I have been trying to practice what Buddhist philosopher Stephen Batchelor calls The Art of Solitude–that is, the art of being with yourself, attentive to your inner life and faithful to your own heart, whether you are by yourself or with others. It is a challenging practice.

Last night, for example, I was taking a meditative walk around Windsor Terrace, my Brooklyn neighborhood, and I was struggling mightily. I wanted to be present to the moment, and in the place, that I was experiencing, but my mind-heart kept rushing to past situations that upset me. I kept trying to bring my body-mind back to the present, but my mind-heart kept fleeing towards turmoil.

It wasn’t my meditative practice, but the moon, that brought me out of the struggle. As I was walking southeast, having a full-blown quarrel with ghosts in my mind, the nearly full moon broke through the veil of clouds that had been shrouding it. It had a bluish halo around it. The sight was so sublime that I stopped walking, paused my thinking-feeling, and contemplated the beautiful gift of Natura Naturans. The turmoil ended. The grace of the present moment overtook me.

This evening I was much calmer, but I witnessed beauty just as sublime. I had swum a steady, strong two-thousand meters in the afternoon, while the sun illuminated the pool on campus. That had been wonderful, and my body-mind felt good; my heart-mind, collected and grateful. I had biked to and from campus, and the rides has been lovely in the late-summer weather.

So by the time I walked to the shore of Prospect Lake at sunset, my solitary peace, so shaken over the last few days, had been restored.

There I stood, with my senses attuned to the environment, while I waited for the moonrise. A flock of geese took off from the water, honking and forming a V to fly away. A single barn swallow danced in the air. Swans and mallards swam quietly. As darkness arrived, the swallow left and insect-hunting bats arrived, flying over my head.

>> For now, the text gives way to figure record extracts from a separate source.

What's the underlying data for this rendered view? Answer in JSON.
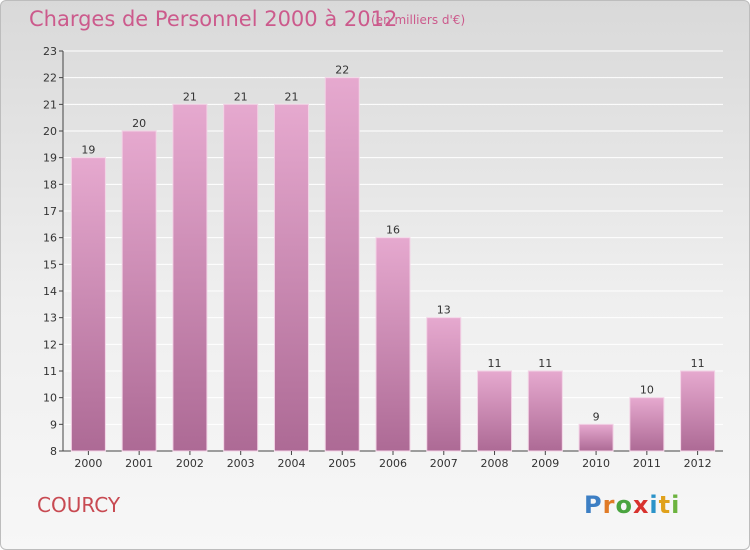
{
  "header": {
    "title": "Charges de Personnel 2000 à 2012",
    "subtitle": "(en milliers d'€)"
  },
  "footer": {
    "town": "COURCY",
    "logo_letters": [
      "P",
      "r",
      "o",
      "x",
      "i",
      "t",
      "i"
    ],
    "logo_colors": [
      "#3d7fc4",
      "#e07b27",
      "#4aa43f",
      "#d8322e",
      "#2b93c9",
      "#e0a11b",
      "#6cb33f"
    ]
  },
  "colors": {
    "bar_light": "#e6a9cf",
    "bar_dark": "#ad6a95",
    "title": "#cc5a8c",
    "town": "#c84a52",
    "grid": "#ffffff",
    "axis": "#444444"
  },
  "chart_data": {
    "type": "bar",
    "categories": [
      "2000",
      "2001",
      "2002",
      "2003",
      "2004",
      "2005",
      "2006",
      "2007",
      "2008",
      "2009",
      "2010",
      "2011",
      "2012"
    ],
    "values": [
      19,
      20,
      21,
      21,
      21,
      22,
      16,
      13,
      11,
      11,
      9,
      10,
      11
    ],
    "data_labels": [
      "19",
      "20",
      "21",
      "21",
      "21",
      "22",
      "16",
      "13",
      "11",
      "11",
      "9",
      "10",
      "11"
    ],
    "ylim": [
      8,
      23
    ],
    "yticks": [
      8,
      9,
      10,
      11,
      12,
      13,
      14,
      15,
      16,
      17,
      18,
      19,
      20,
      21,
      22,
      23
    ],
    "grid": true,
    "legend": "none"
  }
}
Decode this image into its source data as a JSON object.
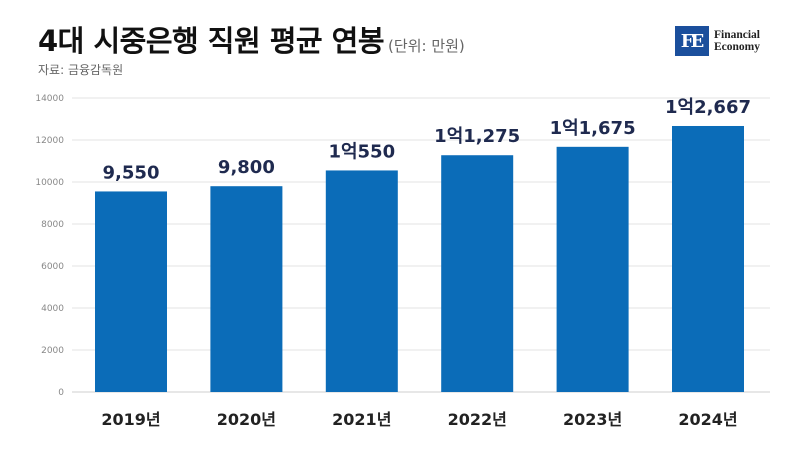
{
  "header": {
    "title": "4대 시중은행 직원 평균 연봉",
    "unit": "(단위: 만원)",
    "source": "자료: 금융감독원"
  },
  "logo": {
    "mark": "FE",
    "line1": "Financial",
    "line2": "Economy",
    "color": "#1b4f9c"
  },
  "chart_data": {
    "type": "bar",
    "categories": [
      "2019년",
      "2020년",
      "2021년",
      "2022년",
      "2023년",
      "2024년"
    ],
    "values": [
      9550,
      9800,
      10550,
      11275,
      11675,
      12667
    ],
    "data_labels": [
      "9,550",
      "9,800",
      "1억550",
      "1억1,275",
      "1억1,675",
      "1억2,667"
    ],
    "ylim": [
      0,
      14000
    ],
    "yticks": [
      0,
      2000,
      4000,
      6000,
      8000,
      10000,
      12000,
      14000
    ],
    "grid": true,
    "bar_color": "#0b6cb8"
  }
}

The glow of the moon shone over the tree tops on the opposite shore. It grew ever more resplendent. And then the full moon rose, slowly, over the canopy, and crawled up the sky. A huge, round, shinning moon. Luna bella.

As the moon showed its full, lovely face, everything grew even quieter–the swans, the mallards, the people. Only the crickets and frogs kept singing, as if welcoming their nightly queen. I watched her, in solitary stillness, for well over an hour. I only left when a blue heron flew across the lake, strangely squawking, as if telling me to go home and be grateful.

As I write this, the tranquil joy of witnessing tonight’s blue moon rising is still pulsating through my body-mind-heart.